Some people on the left have critiqued her corporate-themed version of feminism, including just some of this run-down on Clinton’s résumé to date (which I mentioned when she announced):

  • Despite trumpeting her work on behalf of “mothers and children,” she and her husband worked to reduce federal assistance to women and children living in poverty. In her book,Living History, Clinton touts her role: “By the time Bill and I left the White House, welfare rolls had dropped 60 percent.”  This 60% drop was not due to a 60% decrease in poverty. Instead, it was a reduction in federal benefits to those living in poverty, many of them working poor, like those employed at Wal-Mart.
  • Clinton sat on the board of Wal-Mart between 1986 and 1992, where she says she learned a lot from Sam Walton, and she remained silent while the corporation fought the unionization of its workers.
  • In Michelle Alexander’s book, The New Jim Crow, she notes that it was Hillary Clinton who lobbied Congress to expand the drug war and mass incarceration in ways that we continue to live with today, and that have a significantly more harmful impact on black and brown people than white people. According to The Drug Policy Alliance, people of color are much more likely to be stopped, searched, arrested, convicted, harshly sentenced and saddled with a lifelong criminal record due to being unfairly targeted for drug law violations. Even though white people and people of color use drugs at about the same rates, it is black and brown people’s bodies that continue to fuel the machine of mass incarceration.
  • As Secretary of State, Clinton left a legacy that included both a hawkish inclination to recommend the use of military force coupled with  “turning the state department into a machine for promoting U.S. business.”  This does not bode well for black and brown people in other parts of the world, since the US is not likely to attack Western Europe under a (second) Clinton presidency, but some region of the world with people who do not have light-colored skin tones.

As author Naomi Klein noted last night on Twitter, Hillary Clinton is a plutocrat and there’s little joy in her victory for those who are critical of the damaging elite interests she represents.

 


 

Now, before the “but-she’s-better-than-Trump” crowd comes through, let me explain something.
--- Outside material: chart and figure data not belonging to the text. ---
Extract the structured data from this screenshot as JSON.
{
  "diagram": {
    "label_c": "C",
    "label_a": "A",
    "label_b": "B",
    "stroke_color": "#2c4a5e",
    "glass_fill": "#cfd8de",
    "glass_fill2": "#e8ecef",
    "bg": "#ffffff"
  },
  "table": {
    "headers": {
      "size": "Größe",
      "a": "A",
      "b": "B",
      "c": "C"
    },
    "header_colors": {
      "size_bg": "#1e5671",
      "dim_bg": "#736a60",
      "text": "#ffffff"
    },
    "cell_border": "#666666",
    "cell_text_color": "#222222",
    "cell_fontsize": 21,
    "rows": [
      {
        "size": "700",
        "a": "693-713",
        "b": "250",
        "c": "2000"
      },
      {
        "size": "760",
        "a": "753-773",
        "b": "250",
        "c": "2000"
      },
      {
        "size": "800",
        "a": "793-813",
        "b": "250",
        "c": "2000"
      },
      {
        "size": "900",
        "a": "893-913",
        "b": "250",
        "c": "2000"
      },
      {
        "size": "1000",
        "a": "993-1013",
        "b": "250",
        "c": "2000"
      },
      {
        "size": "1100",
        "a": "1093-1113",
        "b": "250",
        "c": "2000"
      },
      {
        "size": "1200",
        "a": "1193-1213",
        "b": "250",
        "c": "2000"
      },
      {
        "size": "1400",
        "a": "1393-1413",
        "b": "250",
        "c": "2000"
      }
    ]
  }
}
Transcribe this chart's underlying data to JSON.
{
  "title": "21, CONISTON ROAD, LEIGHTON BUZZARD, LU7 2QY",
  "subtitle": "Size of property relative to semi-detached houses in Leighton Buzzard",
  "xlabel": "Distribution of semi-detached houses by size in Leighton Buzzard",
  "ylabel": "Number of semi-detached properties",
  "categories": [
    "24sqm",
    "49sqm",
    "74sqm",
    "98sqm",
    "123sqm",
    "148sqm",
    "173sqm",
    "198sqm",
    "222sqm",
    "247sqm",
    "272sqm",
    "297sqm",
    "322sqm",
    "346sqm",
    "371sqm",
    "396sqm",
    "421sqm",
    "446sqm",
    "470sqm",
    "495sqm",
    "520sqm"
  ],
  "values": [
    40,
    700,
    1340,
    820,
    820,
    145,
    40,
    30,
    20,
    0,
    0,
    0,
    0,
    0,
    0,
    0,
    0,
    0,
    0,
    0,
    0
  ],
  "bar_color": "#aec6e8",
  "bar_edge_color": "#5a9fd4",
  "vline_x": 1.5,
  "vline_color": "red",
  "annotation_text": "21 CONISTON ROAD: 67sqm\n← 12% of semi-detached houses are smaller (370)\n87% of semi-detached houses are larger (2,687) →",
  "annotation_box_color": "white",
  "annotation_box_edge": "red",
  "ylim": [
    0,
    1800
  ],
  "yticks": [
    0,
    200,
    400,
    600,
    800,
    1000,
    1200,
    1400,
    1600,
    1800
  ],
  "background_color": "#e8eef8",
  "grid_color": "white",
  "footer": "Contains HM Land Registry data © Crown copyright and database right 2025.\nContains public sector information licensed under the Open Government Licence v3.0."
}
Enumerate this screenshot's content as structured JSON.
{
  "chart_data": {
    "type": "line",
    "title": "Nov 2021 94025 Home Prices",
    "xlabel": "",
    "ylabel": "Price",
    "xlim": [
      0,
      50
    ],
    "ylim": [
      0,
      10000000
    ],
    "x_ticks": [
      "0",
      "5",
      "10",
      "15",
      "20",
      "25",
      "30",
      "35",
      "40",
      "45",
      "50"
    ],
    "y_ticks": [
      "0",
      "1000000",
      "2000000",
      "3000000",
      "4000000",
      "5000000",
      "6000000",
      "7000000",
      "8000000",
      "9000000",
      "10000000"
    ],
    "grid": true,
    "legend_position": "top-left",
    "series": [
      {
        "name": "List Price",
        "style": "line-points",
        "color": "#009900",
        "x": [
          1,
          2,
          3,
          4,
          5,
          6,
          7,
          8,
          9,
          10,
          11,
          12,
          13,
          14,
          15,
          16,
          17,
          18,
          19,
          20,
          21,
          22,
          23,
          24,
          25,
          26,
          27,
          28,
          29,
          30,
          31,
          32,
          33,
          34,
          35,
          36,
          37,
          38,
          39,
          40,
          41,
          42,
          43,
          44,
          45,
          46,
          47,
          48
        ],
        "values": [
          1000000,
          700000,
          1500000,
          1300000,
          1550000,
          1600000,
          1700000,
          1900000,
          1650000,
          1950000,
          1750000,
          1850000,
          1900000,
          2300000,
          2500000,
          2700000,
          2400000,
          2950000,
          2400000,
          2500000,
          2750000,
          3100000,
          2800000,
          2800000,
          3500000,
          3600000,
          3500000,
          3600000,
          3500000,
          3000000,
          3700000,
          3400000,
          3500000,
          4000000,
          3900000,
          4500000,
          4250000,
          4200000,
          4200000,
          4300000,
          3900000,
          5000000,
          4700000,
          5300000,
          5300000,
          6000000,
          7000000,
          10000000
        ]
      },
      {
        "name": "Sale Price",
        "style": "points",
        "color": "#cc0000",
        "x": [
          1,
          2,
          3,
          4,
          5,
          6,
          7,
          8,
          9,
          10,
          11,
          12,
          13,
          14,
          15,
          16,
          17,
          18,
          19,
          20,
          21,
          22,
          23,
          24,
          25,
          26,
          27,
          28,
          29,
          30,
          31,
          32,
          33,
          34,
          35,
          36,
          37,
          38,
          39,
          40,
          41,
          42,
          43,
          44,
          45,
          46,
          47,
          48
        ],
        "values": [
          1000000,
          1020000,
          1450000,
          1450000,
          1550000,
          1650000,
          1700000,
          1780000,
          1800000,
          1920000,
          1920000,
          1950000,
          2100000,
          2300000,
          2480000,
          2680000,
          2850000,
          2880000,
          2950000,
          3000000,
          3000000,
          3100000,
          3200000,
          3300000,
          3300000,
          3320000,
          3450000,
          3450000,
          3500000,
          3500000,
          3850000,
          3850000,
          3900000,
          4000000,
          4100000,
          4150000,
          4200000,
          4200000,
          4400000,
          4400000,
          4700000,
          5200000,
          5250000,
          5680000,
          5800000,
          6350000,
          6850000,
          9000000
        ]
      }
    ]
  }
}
This is the cover that the NY Daily News was going to run today, instead of the one above:

I'm with Racist cover NY Daily News

And, indeed, the presumptive nominee for the Republican party is an overt, vulgar racist who is appealing to disturblingly wide swaths of the American populace. But note how whiteness operates here: the overt racism of Trump is upstaged by the white feminism of Hillary, in NY Daily News covers and in headlines throughout the news cycle, and we’re all expected to cheer. In large measure, it’s Trump’s style that so many on the right are drawn to and so many on the left are put off by. When was the last time you heard “vulgar” as a term discussed by the mainstream press?)
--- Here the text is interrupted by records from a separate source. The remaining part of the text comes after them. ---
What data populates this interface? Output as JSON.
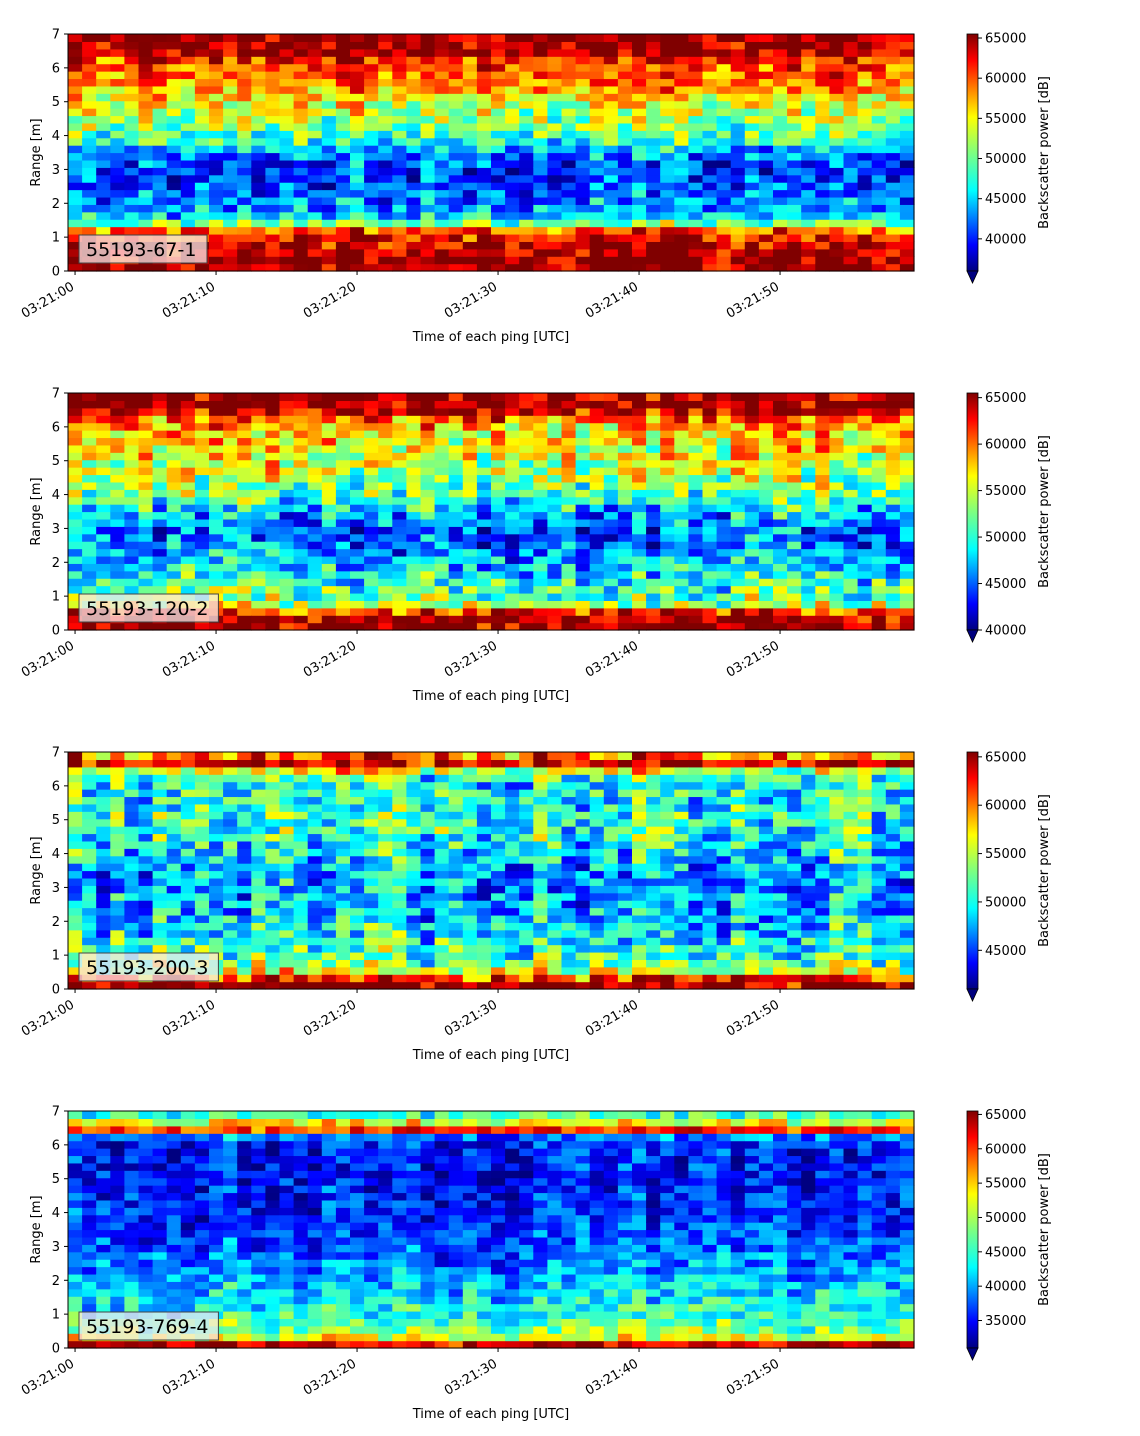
{
  "chart_data": [
    {
      "type": "heatmap",
      "panel_label": "55193-67-1",
      "xlabel": "Time of each ping [UTC]",
      "ylabel": "Range [m]",
      "x_ticks": [
        "03:21:00",
        "03:21:10",
        "03:21:20",
        "03:21:30",
        "03:21:40",
        "03:21:50"
      ],
      "y_ticks": [
        "0",
        "1",
        "2",
        "3",
        "4",
        "5",
        "6",
        "7"
      ],
      "xlim": [
        "03:20:59.5",
        "03:21:59.5"
      ],
      "ylim": [
        0,
        7
      ],
      "colorbar_label": "Backscatter power [dB]",
      "colorbar_ticks": [
        "40000",
        "45000",
        "50000",
        "55000",
        "60000",
        "65000"
      ],
      "clim": [
        36000,
        65500
      ],
      "colormap": "jet",
      "colorbar_extend": "min",
      "rows_description": "range bins",
      "x": [
        "03:21:00",
        "03:21:01",
        "03:21:02",
        "03:21:03",
        "03:21:04",
        "03:21:05",
        "03:21:06",
        "03:21:07",
        "03:21:08",
        "03:21:09",
        "03:21:10",
        "03:21:11",
        "03:21:12",
        "03:21:13",
        "03:21:14",
        "03:21:15",
        "03:21:16",
        "03:21:17",
        "03:21:18",
        "03:21:19",
        "03:21:20",
        "03:21:21",
        "03:21:22",
        "03:21:23",
        "03:21:24",
        "03:21:25",
        "03:21:26",
        "03:21:27",
        "03:21:28",
        "03:21:29",
        "03:21:30",
        "03:21:31",
        "03:21:32",
        "03:21:33",
        "03:21:34",
        "03:21:35",
        "03:21:36",
        "03:21:37",
        "03:21:38",
        "03:21:39",
        "03:21:40",
        "03:21:41",
        "03:21:42",
        "03:21:43",
        "03:21:44",
        "03:21:45",
        "03:21:46",
        "03:21:47",
        "03:21:48",
        "03:21:49",
        "03:21:50",
        "03:21:51",
        "03:21:52",
        "03:21:53",
        "03:21:54",
        "03:21:55",
        "03:21:56",
        "03:21:57",
        "03:21:58",
        "03:21:59"
      ],
      "range_profile": [
        [
          0.0,
          65500
        ],
        [
          0.3,
          65500
        ],
        [
          0.6,
          64500
        ],
        [
          0.9,
          63000
        ],
        [
          1.2,
          60000
        ],
        [
          1.5,
          48000
        ],
        [
          1.8,
          45000
        ],
        [
          2.1,
          44000
        ],
        [
          2.4,
          42500
        ],
        [
          2.7,
          42000
        ],
        [
          3.0,
          41500
        ],
        [
          3.3,
          42500
        ],
        [
          3.6,
          45000
        ],
        [
          3.9,
          49000
        ],
        [
          4.2,
          51000
        ],
        [
          4.5,
          52000
        ],
        [
          4.8,
          53500
        ],
        [
          5.1,
          55500
        ],
        [
          5.4,
          57500
        ],
        [
          5.7,
          59000
        ],
        [
          6.0,
          60500
        ],
        [
          6.3,
          61500
        ],
        [
          6.5,
          65500
        ],
        [
          7.0,
          65500
        ]
      ]
    },
    {
      "type": "heatmap",
      "panel_label": "55193-120-2",
      "xlabel": "Time of each ping [UTC]",
      "ylabel": "Range [m]",
      "x_ticks": [
        "03:21:00",
        "03:21:10",
        "03:21:20",
        "03:21:30",
        "03:21:40",
        "03:21:50"
      ],
      "y_ticks": [
        "0",
        "1",
        "2",
        "3",
        "4",
        "5",
        "6",
        "7"
      ],
      "xlim": [
        "03:20:59.5",
        "03:21:59.5"
      ],
      "ylim": [
        0,
        7
      ],
      "colorbar_label": "Backscatter power [dB]",
      "colorbar_ticks": [
        "40000",
        "45000",
        "50000",
        "55000",
        "60000",
        "65000"
      ],
      "clim": [
        40000,
        65500
      ],
      "colormap": "jet",
      "colorbar_extend": "min",
      "range_profile": [
        [
          0.0,
          65500
        ],
        [
          0.2,
          65500
        ],
        [
          0.5,
          64000
        ],
        [
          0.7,
          55000
        ],
        [
          1.0,
          52000
        ],
        [
          1.5,
          50000
        ],
        [
          2.0,
          48000
        ],
        [
          2.5,
          46500
        ],
        [
          3.0,
          45500
        ],
        [
          3.5,
          48000
        ],
        [
          4.0,
          52000
        ],
        [
          4.5,
          54000
        ],
        [
          5.0,
          55000
        ],
        [
          5.5,
          56500
        ],
        [
          6.0,
          57500
        ],
        [
          6.3,
          60000
        ],
        [
          6.5,
          65500
        ],
        [
          7.0,
          65500
        ]
      ]
    },
    {
      "type": "heatmap",
      "panel_label": "55193-200-3",
      "xlabel": "Time of each ping [UTC]",
      "ylabel": "Range [m]",
      "x_ticks": [
        "03:21:00",
        "03:21:10",
        "03:21:20",
        "03:21:30",
        "03:21:40",
        "03:21:50"
      ],
      "y_ticks": [
        "0",
        "1",
        "2",
        "3",
        "4",
        "5",
        "6",
        "7"
      ],
      "xlim": [
        "03:20:59.5",
        "03:21:59.5"
      ],
      "ylim": [
        0,
        7
      ],
      "colorbar_label": "Backscatter power [dB]",
      "colorbar_ticks": [
        "45000",
        "50000",
        "55000",
        "60000",
        "65000"
      ],
      "clim": [
        41000,
        65500
      ],
      "colormap": "jet",
      "colorbar_extend": "min",
      "range_profile": [
        [
          0.0,
          65500
        ],
        [
          0.2,
          65500
        ],
        [
          0.4,
          60000
        ],
        [
          0.6,
          54000
        ],
        [
          1.0,
          52000
        ],
        [
          1.5,
          50500
        ],
        [
          2.0,
          49500
        ],
        [
          2.5,
          48500
        ],
        [
          3.0,
          47500
        ],
        [
          3.5,
          48500
        ],
        [
          4.0,
          50000
        ],
        [
          4.5,
          51000
        ],
        [
          5.0,
          51500
        ],
        [
          5.5,
          51000
        ],
        [
          6.0,
          50500
        ],
        [
          6.4,
          52000
        ],
        [
          6.6,
          65500
        ],
        [
          6.9,
          60000
        ],
        [
          7.0,
          54000
        ]
      ]
    },
    {
      "type": "heatmap",
      "panel_label": "55193-769-4",
      "xlabel": "Time of each ping [UTC]",
      "ylabel": "Range [m]",
      "x_ticks": [
        "03:21:00",
        "03:21:10",
        "03:21:20",
        "03:21:30",
        "03:21:40",
        "03:21:50"
      ],
      "y_ticks": [
        "0",
        "1",
        "2",
        "3",
        "4",
        "5",
        "6",
        "7"
      ],
      "xlim": [
        "03:20:59.5",
        "03:21:59.5"
      ],
      "ylim": [
        0,
        7
      ],
      "colorbar_label": "Backscatter power [dB]",
      "colorbar_ticks": [
        "35000",
        "40000",
        "45000",
        "50000",
        "55000",
        "60000",
        "65000"
      ],
      "clim": [
        31000,
        65500
      ],
      "colormap": "jet",
      "colorbar_extend": "min",
      "range_profile": [
        [
          0.0,
          50000
        ],
        [
          0.1,
          62000
        ],
        [
          0.2,
          65500
        ],
        [
          0.3,
          52000
        ],
        [
          0.6,
          47000
        ],
        [
          1.0,
          44500
        ],
        [
          1.5,
          43000
        ],
        [
          2.0,
          41500
        ],
        [
          2.5,
          40000
        ],
        [
          3.0,
          38500
        ],
        [
          3.5,
          37500
        ],
        [
          4.0,
          36500
        ],
        [
          4.5,
          36000
        ],
        [
          5.0,
          35500
        ],
        [
          5.5,
          35500
        ],
        [
          6.0,
          36000
        ],
        [
          6.3,
          40000
        ],
        [
          6.5,
          65500
        ],
        [
          6.7,
          50000
        ],
        [
          7.0,
          44000
        ]
      ]
    }
  ]
}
Here in the US, we prefer our racism to be less vulgar, hidden in the passive voice of public policy, and administered politely by a white woman.

Hillary Clinton’s form of feminism is the latest iteration in a long history of similarly situated white women here in the US and within colonialism, as I’ve chronicled in the trouble with white feminism series. Her presidency may, in fact, be better for the US than a Trump presidency. It’s hard to argue otherwise. But make no mistake: Hillary Clinton’s presidency will not decenter whiteness any more than a Trump presidency would.

Hillary Clinton’s nomination as the democratic party candidate represents is a victory for white women and a particular kind of white feminism that universalizes white women’s experience. If that’s what you’re celebrating, then have the clarity to acknowledge that. If you’re voting for Hillary, then acknowledge that you’re voting for her hawkish war record, her Wal-Mart board membership, her dumping people off of welfare rolls, her fondness for incarceration as a solution to social problems she helped create, her war on drugs. Just don’t ask me to celebrate – or vote – with you. This is the worst of all possible worlds, and the choice between Trump’s vulgar, overt racism and Clinton’s polite, public policy racism is no choice at all.